You breathe in earthy, musty, woody redolence
of paper, inky words, dreams,
the comforting scents
of stories, poetry from past ages,
paper that was born in reams
and cut neatly into pages.

2.

You touch surfaces caressed by other fingers,
pristine, dog-eared, annotated,
abused, their colours:
white, yellow, dessicated;
the satisfying sussurus
as you turn each page over.

3.

You peruse crisp, fresh print or smudged
seventies boldie, slab, bookman, old style,
which other readers have misjudged,
passed over and, all the while,
you and these tomes have become one,
fused by your anticipation.

Kim M Russell, 20th April 2025

‘The Bookworm’ by Carl Spitzweg ca 1850

It’s 20th April, and only ten more days of NaPoWriMo.
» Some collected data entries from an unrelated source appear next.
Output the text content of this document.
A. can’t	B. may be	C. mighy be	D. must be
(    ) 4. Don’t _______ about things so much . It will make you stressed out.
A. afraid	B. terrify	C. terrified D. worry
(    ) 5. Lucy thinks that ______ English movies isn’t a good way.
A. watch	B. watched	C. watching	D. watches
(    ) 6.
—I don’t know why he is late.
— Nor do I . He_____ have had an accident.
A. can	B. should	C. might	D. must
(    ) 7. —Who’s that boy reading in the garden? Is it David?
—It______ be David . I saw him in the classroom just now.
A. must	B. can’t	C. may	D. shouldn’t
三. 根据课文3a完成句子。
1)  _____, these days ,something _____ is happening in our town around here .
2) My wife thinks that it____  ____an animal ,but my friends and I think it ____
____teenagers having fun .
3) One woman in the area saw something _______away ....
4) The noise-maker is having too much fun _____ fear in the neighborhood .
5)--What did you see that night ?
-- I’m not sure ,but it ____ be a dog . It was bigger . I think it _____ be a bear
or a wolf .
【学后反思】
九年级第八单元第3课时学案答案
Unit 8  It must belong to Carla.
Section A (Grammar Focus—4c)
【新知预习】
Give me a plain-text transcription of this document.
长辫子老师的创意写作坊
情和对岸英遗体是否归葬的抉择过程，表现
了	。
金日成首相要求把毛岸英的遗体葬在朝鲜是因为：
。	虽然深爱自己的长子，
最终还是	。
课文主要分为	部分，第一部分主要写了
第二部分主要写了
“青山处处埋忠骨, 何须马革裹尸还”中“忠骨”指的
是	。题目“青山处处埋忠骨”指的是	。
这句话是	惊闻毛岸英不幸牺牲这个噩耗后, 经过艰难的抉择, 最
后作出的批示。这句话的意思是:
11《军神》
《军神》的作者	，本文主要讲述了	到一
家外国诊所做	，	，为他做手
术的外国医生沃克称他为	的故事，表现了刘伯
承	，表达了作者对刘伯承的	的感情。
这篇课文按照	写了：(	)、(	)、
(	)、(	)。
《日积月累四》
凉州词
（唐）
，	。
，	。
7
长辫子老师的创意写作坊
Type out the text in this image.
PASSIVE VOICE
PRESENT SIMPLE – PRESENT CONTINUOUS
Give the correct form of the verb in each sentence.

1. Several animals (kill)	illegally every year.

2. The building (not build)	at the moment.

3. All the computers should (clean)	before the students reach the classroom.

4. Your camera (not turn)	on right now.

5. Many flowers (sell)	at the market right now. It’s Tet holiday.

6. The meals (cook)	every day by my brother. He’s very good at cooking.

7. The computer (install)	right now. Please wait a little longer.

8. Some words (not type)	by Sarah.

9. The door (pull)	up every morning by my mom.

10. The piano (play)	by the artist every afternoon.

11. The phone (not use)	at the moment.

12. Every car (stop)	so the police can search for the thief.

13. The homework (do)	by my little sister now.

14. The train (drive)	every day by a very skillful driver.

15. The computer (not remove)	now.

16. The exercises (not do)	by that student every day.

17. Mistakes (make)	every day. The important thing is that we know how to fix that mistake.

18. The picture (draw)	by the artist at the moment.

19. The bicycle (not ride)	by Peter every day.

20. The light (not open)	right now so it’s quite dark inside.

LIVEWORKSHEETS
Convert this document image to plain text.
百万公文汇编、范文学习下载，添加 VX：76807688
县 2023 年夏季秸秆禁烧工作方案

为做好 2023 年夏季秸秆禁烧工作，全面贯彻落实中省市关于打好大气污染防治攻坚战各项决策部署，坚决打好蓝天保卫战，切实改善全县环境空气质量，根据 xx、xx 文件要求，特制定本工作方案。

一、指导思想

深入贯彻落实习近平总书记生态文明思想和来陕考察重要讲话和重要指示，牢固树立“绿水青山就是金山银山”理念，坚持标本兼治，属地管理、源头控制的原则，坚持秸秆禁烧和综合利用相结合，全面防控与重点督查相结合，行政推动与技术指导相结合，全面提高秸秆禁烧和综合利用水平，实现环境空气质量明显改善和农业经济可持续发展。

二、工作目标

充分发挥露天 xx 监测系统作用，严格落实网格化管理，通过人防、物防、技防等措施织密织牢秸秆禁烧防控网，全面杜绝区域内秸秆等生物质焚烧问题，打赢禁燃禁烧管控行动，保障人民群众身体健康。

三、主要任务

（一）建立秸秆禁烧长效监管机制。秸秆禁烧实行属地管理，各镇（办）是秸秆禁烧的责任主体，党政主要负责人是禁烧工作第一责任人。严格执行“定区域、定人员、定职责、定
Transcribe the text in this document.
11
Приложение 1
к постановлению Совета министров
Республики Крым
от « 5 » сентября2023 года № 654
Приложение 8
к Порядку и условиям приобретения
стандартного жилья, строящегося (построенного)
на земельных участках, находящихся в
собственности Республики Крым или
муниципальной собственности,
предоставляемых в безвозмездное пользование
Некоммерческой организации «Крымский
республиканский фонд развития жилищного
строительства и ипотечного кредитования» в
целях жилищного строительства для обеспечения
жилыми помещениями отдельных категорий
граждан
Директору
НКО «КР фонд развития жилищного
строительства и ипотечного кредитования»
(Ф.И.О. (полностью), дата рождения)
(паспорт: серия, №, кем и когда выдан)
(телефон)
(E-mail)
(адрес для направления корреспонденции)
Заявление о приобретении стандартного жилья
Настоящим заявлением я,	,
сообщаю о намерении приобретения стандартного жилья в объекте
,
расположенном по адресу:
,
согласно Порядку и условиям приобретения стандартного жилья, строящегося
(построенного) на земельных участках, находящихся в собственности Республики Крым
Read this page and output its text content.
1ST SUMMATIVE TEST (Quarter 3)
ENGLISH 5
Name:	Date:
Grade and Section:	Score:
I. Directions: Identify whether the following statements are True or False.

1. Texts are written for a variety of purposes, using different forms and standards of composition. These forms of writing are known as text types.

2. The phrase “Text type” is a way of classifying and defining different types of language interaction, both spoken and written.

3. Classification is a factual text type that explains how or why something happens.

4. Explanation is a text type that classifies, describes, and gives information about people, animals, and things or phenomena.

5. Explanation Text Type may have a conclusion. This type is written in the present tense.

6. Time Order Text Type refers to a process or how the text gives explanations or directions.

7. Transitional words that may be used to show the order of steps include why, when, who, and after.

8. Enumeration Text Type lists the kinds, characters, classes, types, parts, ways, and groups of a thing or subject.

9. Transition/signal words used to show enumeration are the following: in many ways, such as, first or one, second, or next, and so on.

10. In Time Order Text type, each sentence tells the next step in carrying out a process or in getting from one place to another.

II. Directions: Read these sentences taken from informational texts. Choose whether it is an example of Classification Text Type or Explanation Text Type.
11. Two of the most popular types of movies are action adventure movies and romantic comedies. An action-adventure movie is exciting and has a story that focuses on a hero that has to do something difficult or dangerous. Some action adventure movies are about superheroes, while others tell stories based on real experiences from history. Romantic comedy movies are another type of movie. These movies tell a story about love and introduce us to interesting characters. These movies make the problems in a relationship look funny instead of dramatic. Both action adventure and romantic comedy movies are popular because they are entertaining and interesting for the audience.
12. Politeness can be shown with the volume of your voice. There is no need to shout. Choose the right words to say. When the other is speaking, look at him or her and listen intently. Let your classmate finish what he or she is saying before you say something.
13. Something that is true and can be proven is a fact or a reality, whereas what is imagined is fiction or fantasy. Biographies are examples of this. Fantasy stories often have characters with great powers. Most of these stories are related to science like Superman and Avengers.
Today’s resource is the online galleries of the Tate Modern, and the optional prompt is based on Theodore Roethke’s poem, ‘In Evening Air’, a weird one, with a strange rhythm, off-rhymes, and odd language. Maureen says, “Despite – or maybe because – of this, it has a hypnotic quality, as if it were all inevitable.”

Our challenge is, with this poem in mind, to write poems informed by musical phrasing or melody that employ some form of sound play (rhyme, meter, assonance, alliteration).

As I’ll be out all day, I took the short cut of reworking another old poem.